Ungrah and the raiders turned to go. They’d taken several steps before she spoke again.

“I have Nacris.”

The simple words halted them. Hoten tried to see his mate’s fate in Karada’s expression, but the nomad chiefs face was like the eastern cliffs—hard and unyielding.

“Does my mother live?”

Something flickered across Karada’s face. “Mother?”

“Does she live?” Zannian snapped.

“For now. If I return her to you, will you leave the valley?”

“No.” Hoten’s protest was overridden as Zannian said, “We did not come all this way to fall short now! Karada is my mother’s blood foe. Nacris would rather die at her hands than be spared by her!”

The raider chief kicked his mount into motion, leading his sullen men back to camp.

Before he turned to follow them, Ungrah-de said, “When the sun is next overhead, we will meet here and test our strengths, arm to arm. Until then, savor your blood, Karada. Tomorrow it will stain the soil at my feet.”

Though the other nomads, even giant Pakito, were visibly affected by the threat, Karada turned her back on Ungrah and rode back to her band.


High atop the walls of Yala-tene, Amero and his companions watched the nomads and raiders parley, unable even to discern who the participants were. Yet, Amero was almost certain that one of the nomads was his sister. She was on a wheat-colored horse, and something about the way she sat the animal struck a chord in his mind.

When the two groups rode away from each other, he was filled with joy. Surely the raiders were defeated! What else could they do but abandon the siege and leave the valley?

Amero saw the nomads return to the north baffle and set up camp beneath the walls. A body of men marching in close order down Cedarsplit Gap joined the nomads. It wasn’t until they were much nearer that it became apparent the warriors on foot were elves.

“What does this mean?” asked Hekani, who’d come over from the west baffle once the ogres had retreated. “Silvanesti fighting alongside nomads? Such things don’t happen!”

“What about men allied with a green dragon and with ogres?” replied Lyopi tartly.

“I don’t know what’s possible, and I don’t care! It is a great day!” Amero declared. Worn down to raw courage and sheer nerve, the other villagers could only agree.

Amero hurried to the north baffle, eager to see his sister after so long a time. Beramun would be there, too—brave girl! He longed to see her again and do honor to her courage. Alone of the scouts he’d sent to find Nianki, she had survived and brought the nomads back to save them.

By the time he arrived at the entrance, nomads had already swarmed onto the baffle and were making their way into the village. The people of Yala-tene lined the walls to cheer them. Gratitude poured out of every hoarse throat.
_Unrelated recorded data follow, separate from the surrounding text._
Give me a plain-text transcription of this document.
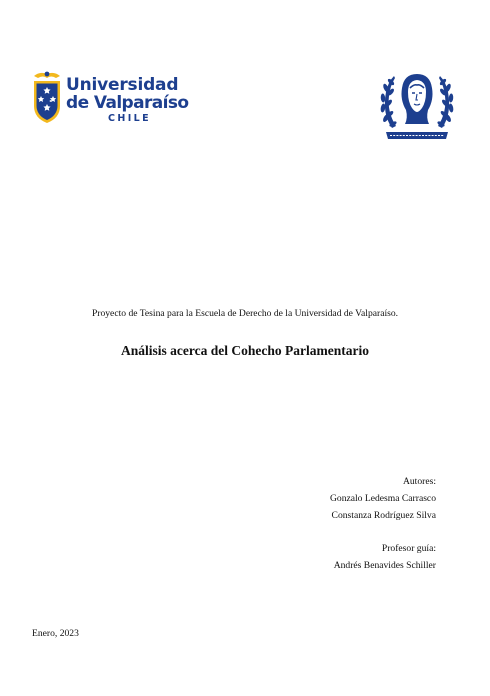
Universidad
de Valparaíso
CHILE
Proyecto de Tesina para la Escuela de Derecho de la Universidad de Valparaíso.
Análisis acerca del Cohecho Parlamentario
Autores:
Gonzalo Ledesma Carrasco
Constanza Rodríguez Silva
Profesor guía:
Andrés Benavides Schiller
Enero, 2023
Beyond the wrecked barricade, Amero stopped. He could see them coming. His throat tightened, and his hands trembled. Beramun’s raven hair was painted dark crimson by the setting sun. In front of her, a tawny woman of forty summers clambered over the boulders and rubble. It was Nianki indeed, and how strong she looked!
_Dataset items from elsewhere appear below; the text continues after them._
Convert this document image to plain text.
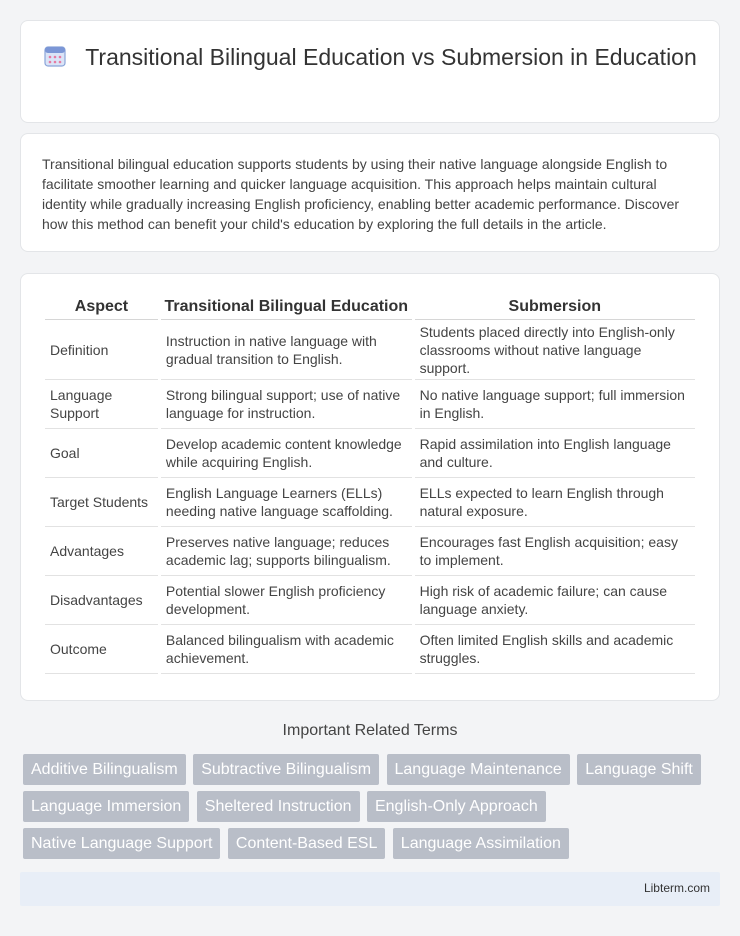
Transitional Bilingual Education vs Submersion in Education

Transitional bilingual education supports students by using their native language alongside English to facilitate smoother learning and quicker language acquisition. This approach helps maintain cultural identity while gradually increasing English proficiency, enabling better academic performance. Discover how this method can benefit your child's education by exploring the full details in the article.

Aspect	Transitional Bilingual Education	Submersion
Definition	Instruction in native language with gradual transition to English.	Students placed directly into English-only classrooms without native language support.
Language Support	Strong bilingual support; use of native language for instruction.	No native language support; full immersion in English.
Goal	Develop academic content knowledge while acquiring English.	Rapid assimilation into English language and culture.
Target Students	English Language Learners (ELLs) needing native language scaffolding.	ELLs expected to learn English through natural exposure.
Advantages	Preserves native language; reduces academic lag; supports bilingualism.	Encourages fast English acquisition; easy to implement.
Disadvantages	Potential slower English proficiency development.	High risk of academic failure; can cause language anxiety.
Outcome	Balanced bilingualism with academic achievement.	Often limited English skills and academic struggles.
Important Related Terms
Additive Bilingualism Subtractive Bilingualism Language Maintenance Language Shift
Language Immersion Sheltered Instruction English-Only Approach
Native Language Support Content-Based ESL Language Assimilation
Libterm.com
Where the obstructions ended and the wall began, Karada and her party halted. She looked up and saw the assembled villagers waiting for them. Standing on the wall directly above her was a bearded man in tattered clothes. He was hollow-eyed, battered, and cut about the hands and face. A handsome woman with a thick chestnut braid of hair stood at his side, gripping a much-used spear.

Karada felt her heart beat hard, the pulse pounding in her ears. The setting sun was behind the people on the wall, leaving their faces in shadow. Yet she knew the bearded man. Though her voice, when at last she could speak, sounded questioning and strained, she knew him.

“Amero?”

“Nianki!” the man called joyously, spreading his arms wide.
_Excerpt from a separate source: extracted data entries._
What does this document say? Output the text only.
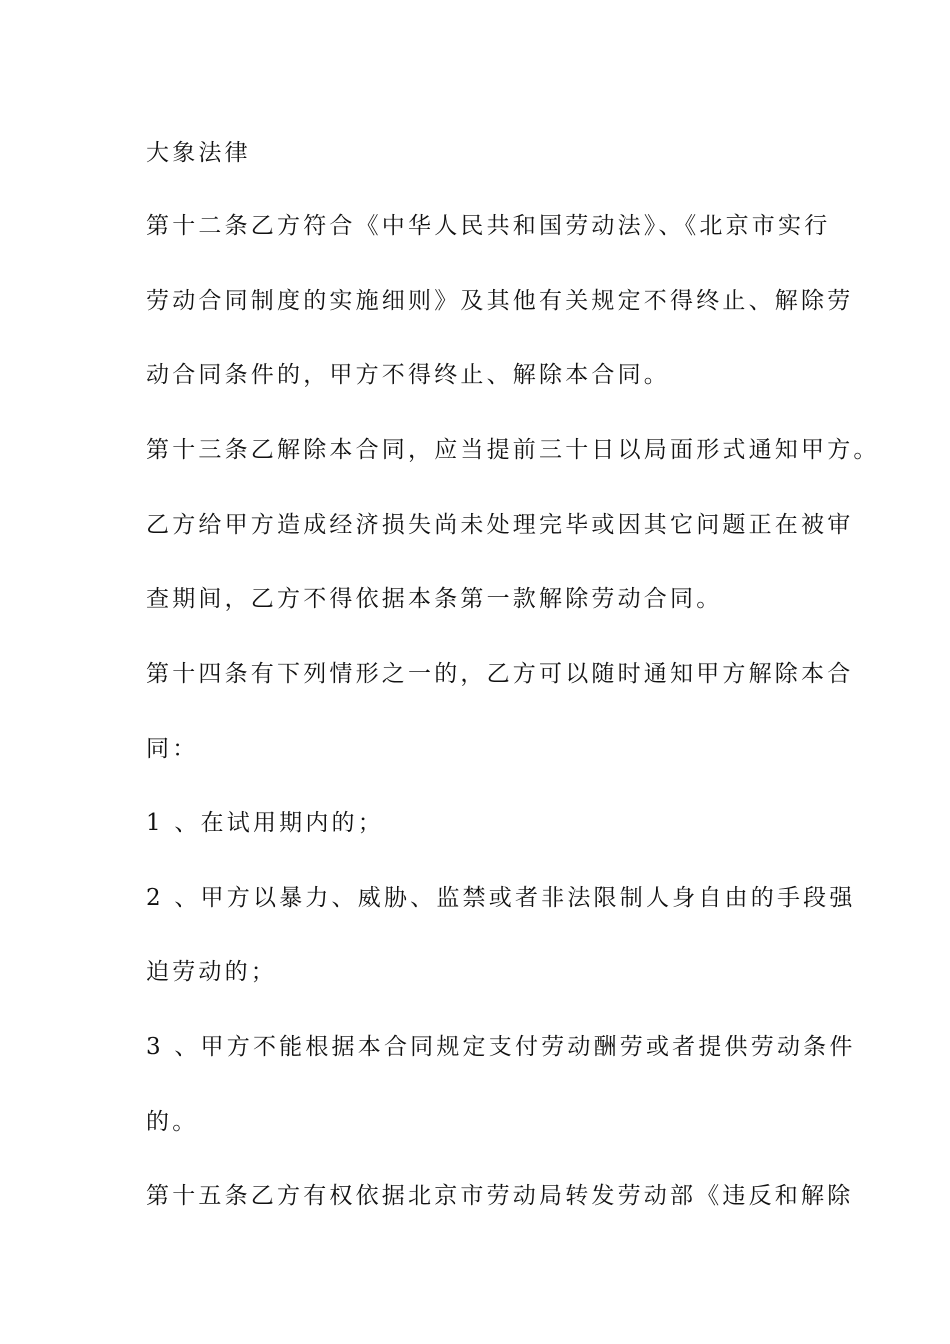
大象法律
第十二条乙方符合《中华人民共和国劳动法》、《北京市实行
劳动合同制度的实施细则》及其他有关规定不得终止、解除劳
动合同条件的，甲方不得终止、解除本合同。
第十三条乙解除本合同，应当提前三十日以局面形式通知甲方。
乙方给甲方造成经济损失尚未处理完毕或因其它问题正在被审
查期间，乙方不得依据本条第一款解除劳动合同。
第十四条有下列情形之一的，乙方可以随时通知甲方解除本合
同：
1 、在试用期内的；
2 、甲方以暴力、威胁、监禁或者非法限制人身自由的手段强
迫劳动的；
3 、甲方不能根据本合同规定支付劳动酬劳或者提供劳动条件
的。
第十五条乙方有权依据北京市劳动局转发劳动部《违反和解除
No one else in all the world called her by her birth name. It was Amero. He was alive.

She didn’t remember climbing the last bit. Next thing she knew she was on the wall, arms around the apparition of her brother. He was solid and real, no spirit, and when he drew back from her, she saw the old gleam of wit in his hazel eyes.

“I can hardly believe it! You saved us!” He was grinning so wide his face seemed ready to split.

“You called me,” she said quietly, moved. “I came.”